Melissa Fraterrigo’s Glory Days presents a world of ghosts and seers, the living and the dead, bound together in a small farming community at the crossroads of tradition and the most cavalier of progress. Spinning through a series of unforgettable characters, each lured by a sense of freedom, violence, or the need to belong, these stories surprise us, echo with significance, and draw together to paint a complicated portrait of a place about to be lost. 

—Michelle Hoover, author of The Quickening and Bottomland

Melissa Fraterrigo’s people will brand an impression upon your soul ... She knows her land and its people,
their struggles, conflicts, ways of survival and ruin, but most of all the roots to family, and wanting to escape
that family. Her people are forever stained by their upbringing, memories and consequences of choice. Melissa’s stories are a powerful reminder of what it means to be human. 

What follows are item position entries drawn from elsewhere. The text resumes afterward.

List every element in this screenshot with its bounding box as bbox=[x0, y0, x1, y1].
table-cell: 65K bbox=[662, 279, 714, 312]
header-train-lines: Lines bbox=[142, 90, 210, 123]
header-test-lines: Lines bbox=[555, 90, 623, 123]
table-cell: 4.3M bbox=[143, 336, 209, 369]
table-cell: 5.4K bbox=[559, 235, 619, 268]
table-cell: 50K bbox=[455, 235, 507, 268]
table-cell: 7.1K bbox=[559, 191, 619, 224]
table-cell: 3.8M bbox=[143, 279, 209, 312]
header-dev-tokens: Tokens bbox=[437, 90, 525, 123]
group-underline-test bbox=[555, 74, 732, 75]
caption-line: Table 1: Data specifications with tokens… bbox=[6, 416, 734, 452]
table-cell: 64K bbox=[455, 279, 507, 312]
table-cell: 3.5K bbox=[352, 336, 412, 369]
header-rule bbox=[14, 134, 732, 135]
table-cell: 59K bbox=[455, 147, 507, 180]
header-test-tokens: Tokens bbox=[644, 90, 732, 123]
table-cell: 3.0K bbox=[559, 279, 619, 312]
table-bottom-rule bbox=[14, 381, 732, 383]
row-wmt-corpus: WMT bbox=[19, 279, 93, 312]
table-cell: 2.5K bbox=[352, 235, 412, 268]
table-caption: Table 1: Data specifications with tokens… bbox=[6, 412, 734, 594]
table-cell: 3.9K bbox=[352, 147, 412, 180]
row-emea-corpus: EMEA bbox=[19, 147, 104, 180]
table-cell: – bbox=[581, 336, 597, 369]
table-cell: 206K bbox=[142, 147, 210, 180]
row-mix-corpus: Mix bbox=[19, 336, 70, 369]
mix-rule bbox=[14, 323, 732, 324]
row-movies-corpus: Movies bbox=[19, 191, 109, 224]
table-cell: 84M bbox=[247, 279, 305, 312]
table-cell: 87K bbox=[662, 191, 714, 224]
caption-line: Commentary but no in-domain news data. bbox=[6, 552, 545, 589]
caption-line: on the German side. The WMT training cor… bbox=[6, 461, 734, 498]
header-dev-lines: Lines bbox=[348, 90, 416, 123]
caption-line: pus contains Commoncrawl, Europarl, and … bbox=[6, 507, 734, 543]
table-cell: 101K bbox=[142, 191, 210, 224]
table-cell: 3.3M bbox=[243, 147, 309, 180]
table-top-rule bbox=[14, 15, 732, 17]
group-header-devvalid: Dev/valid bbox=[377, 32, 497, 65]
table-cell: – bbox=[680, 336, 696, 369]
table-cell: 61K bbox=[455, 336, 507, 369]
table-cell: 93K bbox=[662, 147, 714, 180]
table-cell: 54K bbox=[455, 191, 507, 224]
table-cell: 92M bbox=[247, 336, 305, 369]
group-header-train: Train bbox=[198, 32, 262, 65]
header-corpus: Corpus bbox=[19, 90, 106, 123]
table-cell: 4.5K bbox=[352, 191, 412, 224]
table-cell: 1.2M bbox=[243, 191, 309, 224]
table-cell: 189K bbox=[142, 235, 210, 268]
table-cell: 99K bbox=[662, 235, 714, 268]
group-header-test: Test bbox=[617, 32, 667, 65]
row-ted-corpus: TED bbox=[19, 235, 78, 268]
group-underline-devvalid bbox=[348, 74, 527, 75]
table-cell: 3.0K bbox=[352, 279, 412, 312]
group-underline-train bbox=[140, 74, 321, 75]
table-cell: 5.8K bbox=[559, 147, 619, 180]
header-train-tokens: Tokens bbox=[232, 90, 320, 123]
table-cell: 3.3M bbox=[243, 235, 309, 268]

—Frank Bill, author of Crimes in Southern Indiana, Donnybrook and The Savage

Glory Days is a tender and tragic portrayal of small town life, filled with beautifully flawed characters whose voices are unforgettable. From this fascinating cast, we hear about the economic trials of farming, the realities of poverty, the solace of land. From calving season to an amusement park, this novel takes us on a journey that’s told with generosity of spirit and a true tenderness of the land and people. A beautiful book.

—Laura Pritchett, author of Stars Go Blue


The small plains town of Ingleside, Nebraska, is populated by down- on-their-luck ranchers and new money, ghosts and seers, drugs and greed, the haves and the have-nots. At the center of this novel is the story of Teensy and his daughter, Luann, who face the loss of their land even as they mourn the death of Luann’s mother. Some townspeople find enormous wealth when developers begin buying up acreage. When Glory Days—an amusement park—is erected, past and present collide, the attachment to the land is fully severed, and the invading culture ushers in even darker times. 

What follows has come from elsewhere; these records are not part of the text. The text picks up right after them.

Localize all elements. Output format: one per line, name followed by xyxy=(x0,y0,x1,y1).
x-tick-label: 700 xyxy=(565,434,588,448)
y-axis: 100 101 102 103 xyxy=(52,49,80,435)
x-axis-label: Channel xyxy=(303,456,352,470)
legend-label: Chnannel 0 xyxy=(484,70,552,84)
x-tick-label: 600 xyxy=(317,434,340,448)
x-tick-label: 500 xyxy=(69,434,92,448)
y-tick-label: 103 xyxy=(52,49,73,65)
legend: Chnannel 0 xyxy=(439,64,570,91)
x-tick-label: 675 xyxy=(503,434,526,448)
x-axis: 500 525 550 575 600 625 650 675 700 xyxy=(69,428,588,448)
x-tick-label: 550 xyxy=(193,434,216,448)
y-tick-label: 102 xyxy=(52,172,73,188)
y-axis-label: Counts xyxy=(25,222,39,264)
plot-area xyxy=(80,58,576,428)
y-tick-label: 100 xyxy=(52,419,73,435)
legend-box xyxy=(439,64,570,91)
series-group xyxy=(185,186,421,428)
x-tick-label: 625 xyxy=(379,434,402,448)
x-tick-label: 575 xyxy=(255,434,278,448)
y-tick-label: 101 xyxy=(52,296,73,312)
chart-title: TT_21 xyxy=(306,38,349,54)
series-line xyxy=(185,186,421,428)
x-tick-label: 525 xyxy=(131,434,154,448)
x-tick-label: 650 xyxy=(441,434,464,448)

In Glory Days, Melissa Fraterrigo combines gritty realism with magical elements to paint an arrestingly stark portrait of the painful transitions of twenty-first-century, small town America. She interweaves a slate of gripping characters to reveal deeper truths about our times and how the new landscape of one culture can be the ruin of another.

Daddy’s not the only guy Papermill laid off, he’s just the unluckiest, he says. The buckets of ice have turned to water by the time they are done. Some shake Daddy’s hand or squeeze his shoulder. Take care now, they say. We sit on the steps and watch the train of cars leave land that has been in my mother’s family for three generations—land the bank has sold. Dust whorls. We sweat. Vultures spoon the sky.